Social distancing has put ballot drives on pause and state lawmakers are overwhelmed with the coronavirus crisis. Still, votes should occur in New Jersey, Mississippi and possibly Arizona.

What was supposed to be a banner year for legalizing marijuana is becoming a bust, Politico reports.

Advocates are pushing ballot propositions in nearly a dozen states, from Idaho to New Jersey. Governors and state lawmakers who failed to pass legalization last year, notably in New York, vowed that 2020 would be different. Social distancing has put ballot drives on pause and state lawmakers are overwhelmed with the coronavirus crisis.

“People are scared. They don’t want to touch a pen or paper,” said Melissa Fults of Arkansans for Cannabis Reform. “All we can do is sit and wait.”

Even with marijuana sales spiking, the pandemic is crippling legalization efforts. “The coronavirus has impacted every signature drive,” said Matthew Schweich of the legalization advocacy group Marijuana Policy Project.

New York Gov. Andrew Cuomo, who declared that legalization would be a “top priority” this year, abandoned it when his state emerged as the epicenter of the coronavirus outbreak. Ironically, marijuana sales  are experiencing a boom in states where it’s legal, following designation of retail outlets as ‘essential’ businesses, particularly for medical marijuana.

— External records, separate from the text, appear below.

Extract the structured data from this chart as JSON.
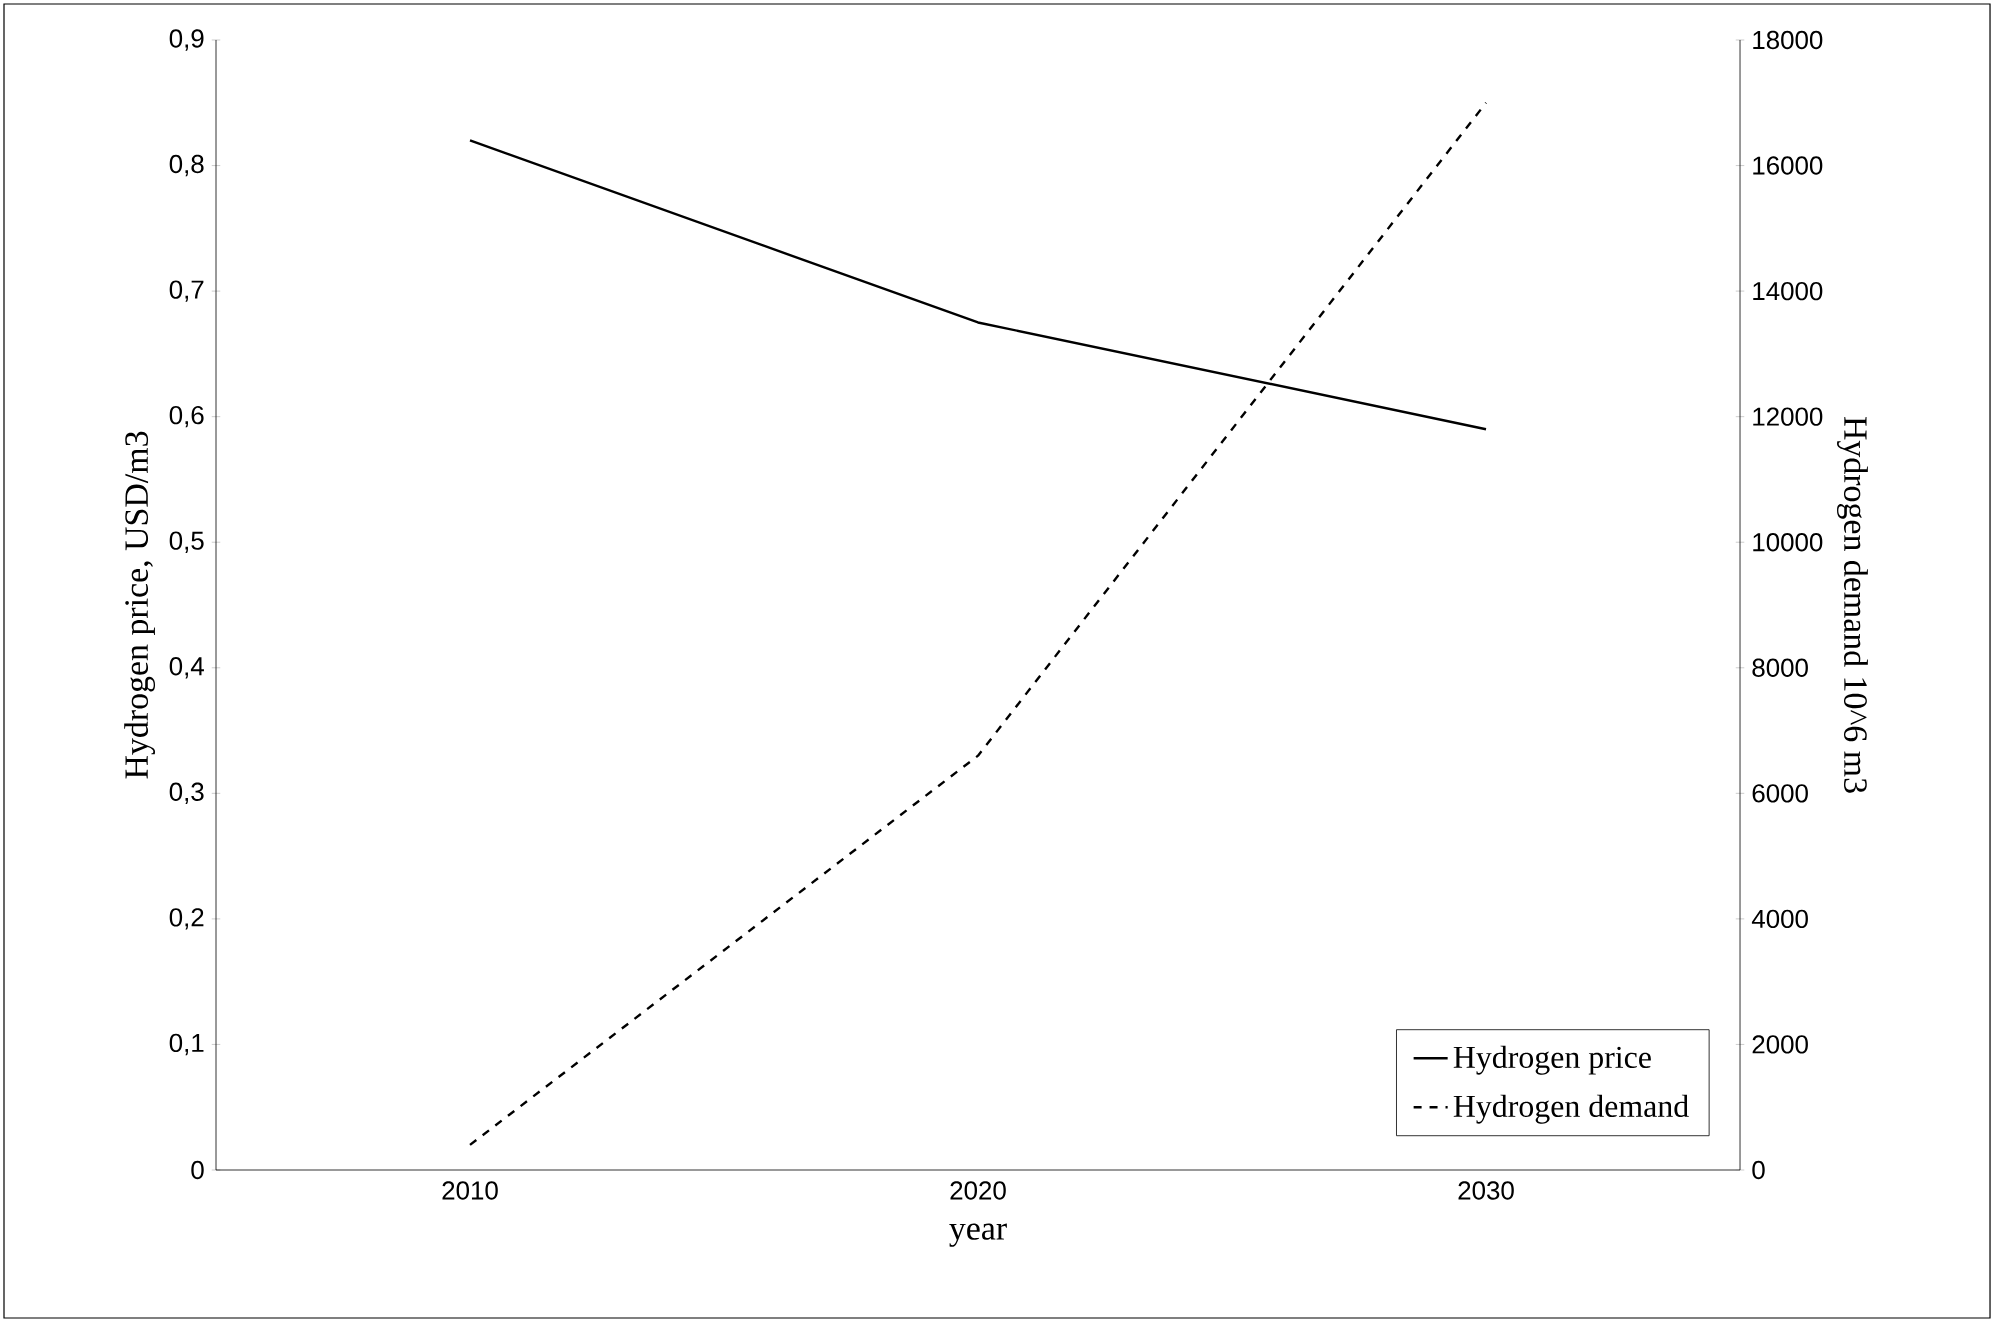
{
  "chart_data": {
    "type": "line",
    "categories": [
      "2010",
      "2020",
      "2030"
    ],
    "xlabel": "year",
    "ylabel": "Hydrogen price, USD/m3",
    "y2label": "Hydrogen demand 10^6 m3",
    "series": [
      {
        "name": "Hydrogen price",
        "color": "#000000",
        "line_style": "solid",
        "values": [
          0.82,
          0.675,
          0.59
        ]
      },
      {
        "name": "Hydrogen demand",
        "color": "#000000",
        "line_style": "dashed",
        "axis": "y2",
        "values": [
          400,
          6600,
          17000
        ]
      }
    ],
    "ylim": [
      0,
      0.9
    ],
    "yticks": [
      {
        "value": 0,
        "label": "0"
      },
      {
        "value": 0.1,
        "label": "0,1"
      },
      {
        "value": 0.2,
        "label": "0,2"
      },
      {
        "value": 0.3,
        "label": "0,3"
      },
      {
        "value": 0.4,
        "label": "0,4"
      },
      {
        "value": 0.5,
        "label": "0,5"
      },
      {
        "value": 0.6,
        "label": "0,6"
      },
      {
        "value": 0.7,
        "label": "0,7"
      },
      {
        "value": 0.8,
        "label": "0,8"
      },
      {
        "value": 0.9,
        "label": "0,9"
      }
    ],
    "y2lim": [
      0,
      18000
    ],
    "y2ticks": [
      0,
      2000,
      4000,
      6000,
      8000,
      10000,
      12000,
      14000,
      16000,
      18000
    ],
    "legend": "bottom right"
  }
}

A few states are poised to vote on marijuana: New Jersey voters will decide whether to allow recreational marijuana sales in November, and Mississippians are expected to face two competing medical marijuana referendums. Some ballot campaigns have abandoned this year’s plans and are eyeing 2022.

Anti-legalization advocates are not cheering.

“Obviously this isn’t the reason we would want legalization measures to be set back,” said Kevin Sabet of Smart Approaches to Marijuana. “Lives are on the line.”

Nearly a dozen legalization campaigns were angling for a spot on the 2020 ballot until coronavirus orders made it nearly impossible for canvassers to collect signatures. Of the campaigns still active, Smart and Safe Arizona may be the best positioned to succeed. It has collected more than 300,000 signatures, well beyond the 238,000 it needs by July 2.